This follows the same pattern as earlier, except this csv file requires no preprocessing in terms of skipping lines or joining fields. On line two we bless the output of date +%s as the timestamp and again mark it as UTC. The unit='s' part tells Pandas these are unix timestamps. We then bless the timestamp as our index & output the first 10 rows to check if it all parsed right.

/proc/diskstat offers us counters on disk operations, and with one exception, all these counters increase monotonically. Here is how we would graph the io bandwidth of sdb:

sdb = diskstat[diskstat.dev=="sdb"]
plt.figure()
plt.plot(sdb.index, 512*sdb.rdsectors.diff(), label="bytes read/second")
plt.plot(sdb.index, 512*sdb.wrsectors.diff(), label="bytes written/second")
plt.legend()

We first select only data from device sdb and then plot the derivative of the number of sectors read and written, multiplied by 512 to get to the number of bytes:

Stacked graph

Some things should be noted about this graph. We could simply use diff() to get per second graphs - because this data was collected every second.
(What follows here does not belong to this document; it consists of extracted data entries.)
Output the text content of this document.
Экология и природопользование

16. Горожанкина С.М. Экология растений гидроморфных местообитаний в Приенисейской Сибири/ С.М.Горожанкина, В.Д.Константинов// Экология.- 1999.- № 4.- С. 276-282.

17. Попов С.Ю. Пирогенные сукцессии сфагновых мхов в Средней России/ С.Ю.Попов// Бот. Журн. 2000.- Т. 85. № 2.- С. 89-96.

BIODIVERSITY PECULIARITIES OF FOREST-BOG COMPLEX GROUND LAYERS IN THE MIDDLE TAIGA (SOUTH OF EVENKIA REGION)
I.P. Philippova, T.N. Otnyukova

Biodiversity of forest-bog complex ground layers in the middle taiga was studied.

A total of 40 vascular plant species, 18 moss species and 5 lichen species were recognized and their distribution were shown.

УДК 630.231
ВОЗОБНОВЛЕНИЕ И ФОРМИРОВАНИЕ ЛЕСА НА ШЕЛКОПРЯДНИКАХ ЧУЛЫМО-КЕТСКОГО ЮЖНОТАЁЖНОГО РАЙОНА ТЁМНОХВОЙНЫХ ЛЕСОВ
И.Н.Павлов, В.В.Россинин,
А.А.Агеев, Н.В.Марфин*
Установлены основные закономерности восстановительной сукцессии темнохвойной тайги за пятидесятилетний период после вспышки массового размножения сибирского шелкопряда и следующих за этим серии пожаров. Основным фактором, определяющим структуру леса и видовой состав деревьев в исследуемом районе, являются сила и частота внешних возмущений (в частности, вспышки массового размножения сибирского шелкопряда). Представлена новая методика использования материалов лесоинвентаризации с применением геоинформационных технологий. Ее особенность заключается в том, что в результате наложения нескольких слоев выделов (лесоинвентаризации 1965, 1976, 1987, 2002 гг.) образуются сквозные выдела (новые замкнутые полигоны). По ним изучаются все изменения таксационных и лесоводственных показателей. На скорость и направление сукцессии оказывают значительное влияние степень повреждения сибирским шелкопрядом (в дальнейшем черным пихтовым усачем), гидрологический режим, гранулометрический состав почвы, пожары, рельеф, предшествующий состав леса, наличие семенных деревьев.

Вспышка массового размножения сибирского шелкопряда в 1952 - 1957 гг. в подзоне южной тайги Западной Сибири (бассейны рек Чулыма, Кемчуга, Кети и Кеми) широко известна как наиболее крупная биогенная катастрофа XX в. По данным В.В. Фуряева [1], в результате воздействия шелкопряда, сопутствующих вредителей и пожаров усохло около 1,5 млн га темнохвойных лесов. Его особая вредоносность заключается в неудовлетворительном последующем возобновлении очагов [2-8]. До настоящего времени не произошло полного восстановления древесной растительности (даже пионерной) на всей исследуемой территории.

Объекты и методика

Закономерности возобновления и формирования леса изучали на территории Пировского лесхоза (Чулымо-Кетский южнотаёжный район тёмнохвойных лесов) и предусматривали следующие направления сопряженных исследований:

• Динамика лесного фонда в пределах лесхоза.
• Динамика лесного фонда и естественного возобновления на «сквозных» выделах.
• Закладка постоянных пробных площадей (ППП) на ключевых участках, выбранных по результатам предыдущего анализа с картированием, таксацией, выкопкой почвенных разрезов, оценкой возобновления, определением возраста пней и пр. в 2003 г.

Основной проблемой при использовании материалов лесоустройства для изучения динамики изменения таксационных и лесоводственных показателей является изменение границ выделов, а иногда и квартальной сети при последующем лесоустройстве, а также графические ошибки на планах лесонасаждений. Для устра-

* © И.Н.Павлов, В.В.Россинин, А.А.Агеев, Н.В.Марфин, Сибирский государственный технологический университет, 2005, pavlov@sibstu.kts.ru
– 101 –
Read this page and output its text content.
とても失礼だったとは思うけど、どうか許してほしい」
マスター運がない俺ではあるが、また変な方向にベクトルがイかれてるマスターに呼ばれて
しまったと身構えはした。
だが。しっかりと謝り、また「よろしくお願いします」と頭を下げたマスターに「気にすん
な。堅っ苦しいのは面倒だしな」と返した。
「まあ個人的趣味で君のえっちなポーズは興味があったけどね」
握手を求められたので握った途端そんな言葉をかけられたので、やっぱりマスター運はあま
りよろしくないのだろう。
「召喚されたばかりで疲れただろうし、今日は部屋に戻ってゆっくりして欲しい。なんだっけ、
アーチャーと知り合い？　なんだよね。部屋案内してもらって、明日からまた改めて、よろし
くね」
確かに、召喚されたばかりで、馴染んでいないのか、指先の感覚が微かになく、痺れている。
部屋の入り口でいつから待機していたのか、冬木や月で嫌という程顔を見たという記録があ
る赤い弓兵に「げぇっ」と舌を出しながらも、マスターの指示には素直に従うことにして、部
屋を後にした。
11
Since we’re using a real programming language with serious scientific packages, we can do way better:

rdrate = 512*np.gradient(sdb.rdsectors, sdb.index.astype(np.int64)/1000000000)
wrrate = 512*np.gradient(sdb.wrsectors, sdb.index.astype(np.int64)/1000000000)

plt.figure()
plt.plot(sdb.index, rdrate, label="Bytes read/second")
plt.plot(sdb.index, wrrate, label="Bytes written/second")
plt.legend()

The first two lines determine the gradient of our rdsectors metric as measured over the actual timestamps, converted to nanoseconds in this case. This makes sure our graph stays correct even if samples weren’t collected exactly every second. Note that np.gradient uses a more sophisticated algorithm that actually involves three datapoints instead of just the difference between two lines, which explains why the peaks are slightly broadened in this graph:

Stacked graph

Combining & resampling data

To combine datasets, collected from different places, often requires us to match up data with non-coincidental timestamps. Think of two systems being polled every 30 seconds.. but not exactly on the same second.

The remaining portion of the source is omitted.